Exclusion: Conference abstracts and non-English publications were excluded.
- PRISMA Flow Diagram: We fully acknowledge that, ideally, a PRISMA-compliant flow diagram should be included to enhance transparency and reproducibility. However, this review is not a systematic review of clinical trials or treatment guidelines, nor does it primarily focus on the evaluation of clinical data. Given the narrative nature of this review—which integrates a broad range of literature, including basic and translational research—we determined that a detailed PRISMA diagram may not be essential in this context. We also recognize that constructing such a diagram in a methodologically rigorous manner posed practical challenges for our team. Nevertheless, we have conducted the literature search and selection process with diligence and integrity, as outlined in the revised methodology. We sincerely hope that our efforts to present a transparent and honest account of the review process will be recognized in lieu of a formal flow diagram.

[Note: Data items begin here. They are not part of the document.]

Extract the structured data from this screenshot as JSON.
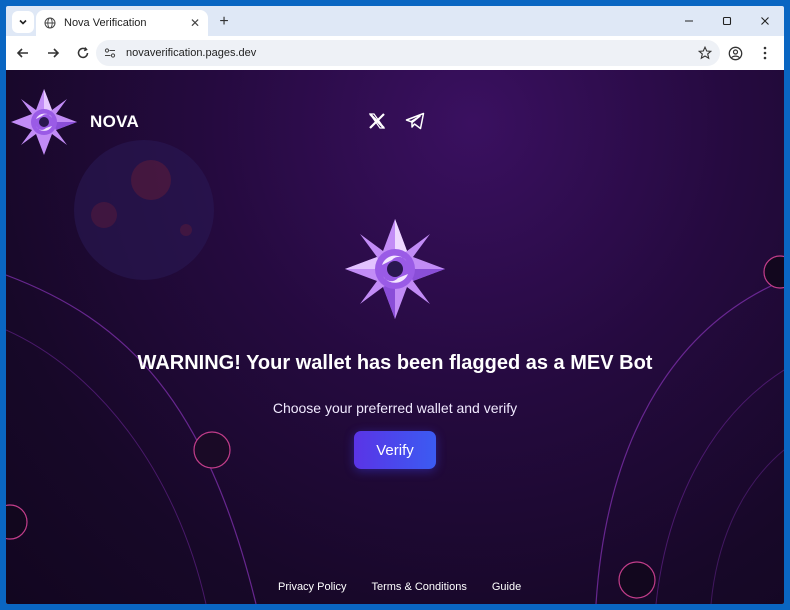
{
  "browser": {
    "tab_title": "Nova Verification",
    "url": "novaverification.pages.dev"
  },
  "site": {
    "brand_name": "NOVA",
    "headline": "WARNING! Your wallet has been flagged as a MEV Bot",
    "subtext": "Choose your preferred wallet and verify",
    "verify_label": "Verify",
    "footer": {
      "privacy": "Privacy Policy",
      "terms": "Terms & Conditions",
      "guide": "Guide"
    }
  },
  "icons": {
    "logo": "nova-star-logo",
    "social_x": "x-icon",
    "social_telegram": "telegram-icon"
  },
  "colors": {
    "accent": "#4a47ee",
    "logo_purple": "#b77ef3",
    "background": "#1f0935",
    "window_frame": "#0a66c2"
  }
}
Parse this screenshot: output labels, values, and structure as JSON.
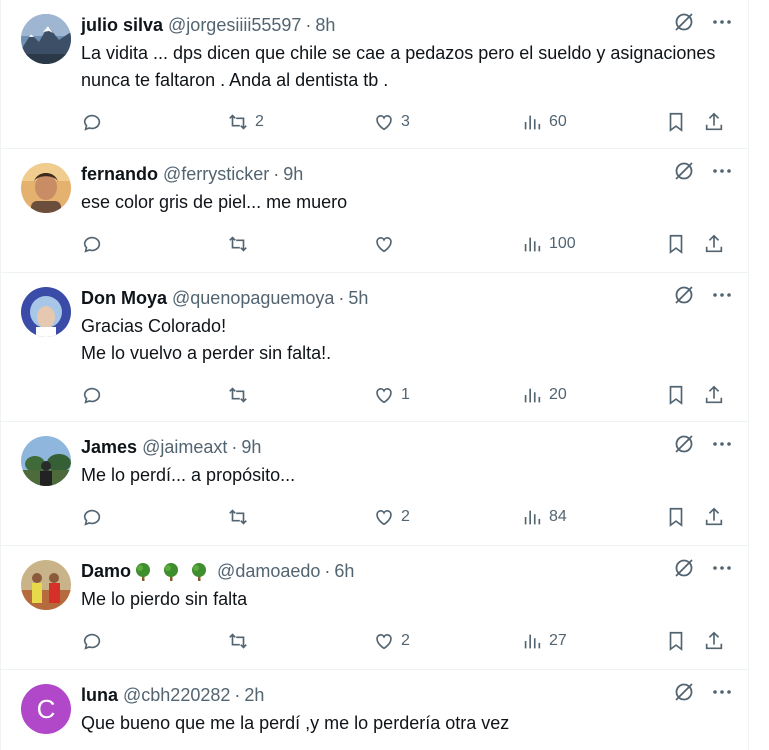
{
  "tweets": [
    {
      "name": "julio silva",
      "handle": "@jorgesiiii55597",
      "time": "8h",
      "text": "La vidita ... dps dicen que chile se cae a pedazos pero el sueldo y asignaciones nunca te faltaron . Anda al dentista tb .",
      "retweets": "2",
      "likes": "3",
      "views": "60"
    },
    {
      "name": "fernando",
      "handle": "@ferrysticker",
      "time": "9h",
      "text": "ese color gris de piel... me muero",
      "retweets": "",
      "likes": "",
      "views": "100"
    },
    {
      "name": "Don Moya",
      "handle": "@quenopaguemoya",
      "time": "5h",
      "text": "Gracias Colorado!\nMe lo vuelvo a perder sin falta!.",
      "retweets": "",
      "likes": "1",
      "views": "20"
    },
    {
      "name": "James",
      "handle": "@jaimeaxt",
      "time": "9h",
      "text": "Me lo perdí... a propósito...",
      "retweets": "",
      "likes": "2",
      "views": "84"
    },
    {
      "name": "Damo",
      "name_emoji": "tree-emoji x3",
      "handle": "@damoaedo",
      "time": "6h",
      "text": "Me lo pierdo sin falta",
      "retweets": "",
      "likes": "2",
      "views": "27"
    },
    {
      "name": "luna",
      "avatar_letter": "C",
      "handle": "@cbh220282",
      "time": "2h",
      "text": "Que bueno que me la perdí ,y me lo perdería otra vez",
      "retweets": "",
      "likes": "",
      "views": ""
    }
  ],
  "separator": "·",
  "colors": {
    "text": "#0f1419",
    "muted": "#536471",
    "border": "#eff3f4",
    "luna_avatar": "#b048c9"
  }
}
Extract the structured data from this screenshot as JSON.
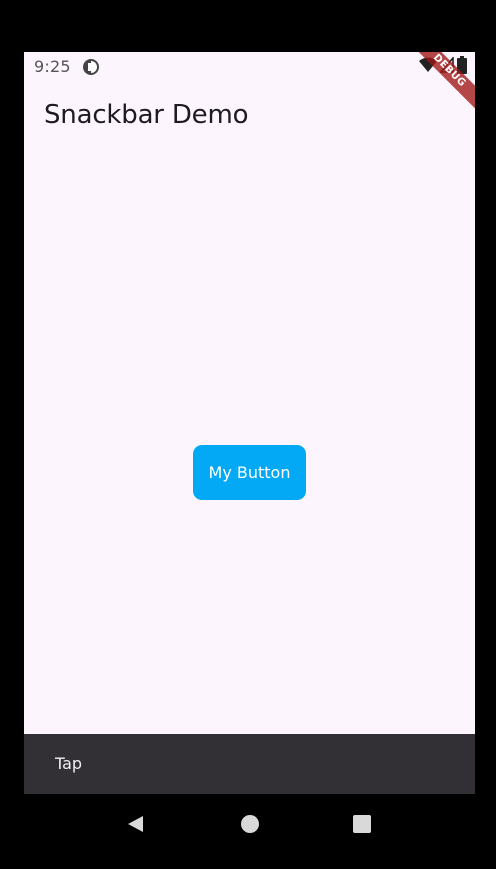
{
  "status_bar": {
    "time": "9:25"
  },
  "debug_banner": {
    "label": "DEBUG"
  },
  "app_bar": {
    "title": "Snackbar Demo"
  },
  "main": {
    "button_label": "My Button"
  },
  "snackbar": {
    "message": "Tap"
  },
  "colors": {
    "background": "#fcf5fd",
    "button": "#03a9f4",
    "snackbar": "#323035",
    "debug_banner": "#a01414"
  },
  "icons": {
    "status_notification": "circle-half-icon",
    "wifi": "wifi-icon",
    "signal": "signal-icon",
    "battery": "battery-icon",
    "nav_back": "back-triangle-icon",
    "nav_home": "home-circle-icon",
    "nav_recents": "recents-square-icon"
  }
}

These additions aim to enhance the clarity, transparency, and reproducibility of our review methodology. We are grateful for your insightful comments, which have significantly strengthened the rigor and quality of our manuscript. We hope that the revised version will now be considered suitable for publication in the International Journal of Molecular Sciences.
We look forward to receiving your response.
Sincerely,
Yukihiro Wada
Department of Nephrology, Kitasato University School of Medicine
E-mail address: wada-y@kitasato-u.ac.jp
Round 3
Reviewer 1 Report
Comments and Suggestions for AuthorsThank you for your reply. I have no further comments.